Costruire la propria solitudine. “Gli schifosi” di Santiago Lorenzo
Leggendo Gli schifosi di Santiago Lorenzo (Blackie Edizioni, traduzione di Bruno Arpaia) si ha la snervante sensazione che spesso sia impossibile imbattersi in un romanzo integralmente riuscito. Forse l'osservazione appare poco più che ovvia: la stesura dell'inizio non induce l'autore alla tensione di dover e voler concludere.

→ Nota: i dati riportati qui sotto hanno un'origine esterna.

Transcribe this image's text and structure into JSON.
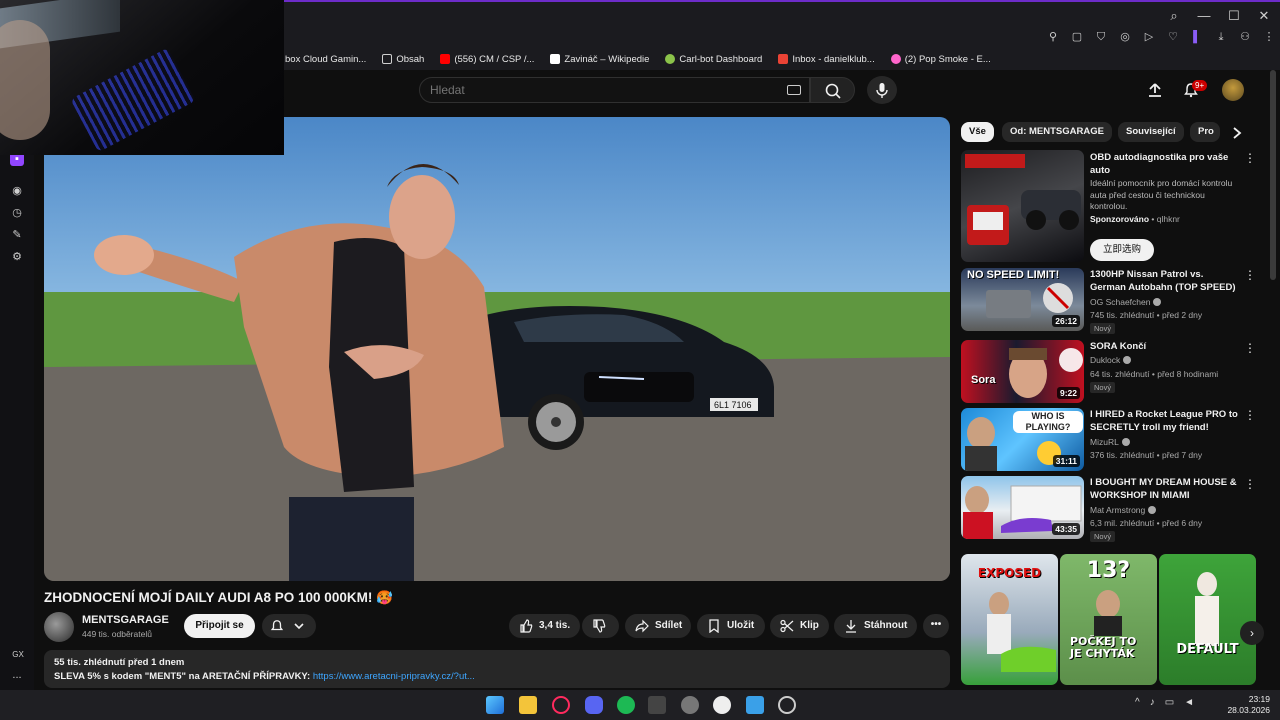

Gli schifosi inizia bene. Manuel non ha un impiego fisso, si arrangia con improvvisati lavoretti e si sposta sempre con un cacciavite in tasca: sorta di talismanodella sua esistenza senza affetti. Non ha amici ma tenta di integrarsi nella società in cui vive senza riuscirci. Per legittima difesa ferisce gravemente un poliziotto alla gola con il cacciavite durante una manifestazione. Deve scappare da Madrid e dopo infinite ispezioni si ritrova in un territorio sconosciuto costituito di due sole case. Qui nascosto da tutto, tenta di ricostruirsi una vita lontano dalle sue vicende disgraziate. Le sue traversie sono narrate dallo zio materno col quale è in contatto via telefonino salvavita.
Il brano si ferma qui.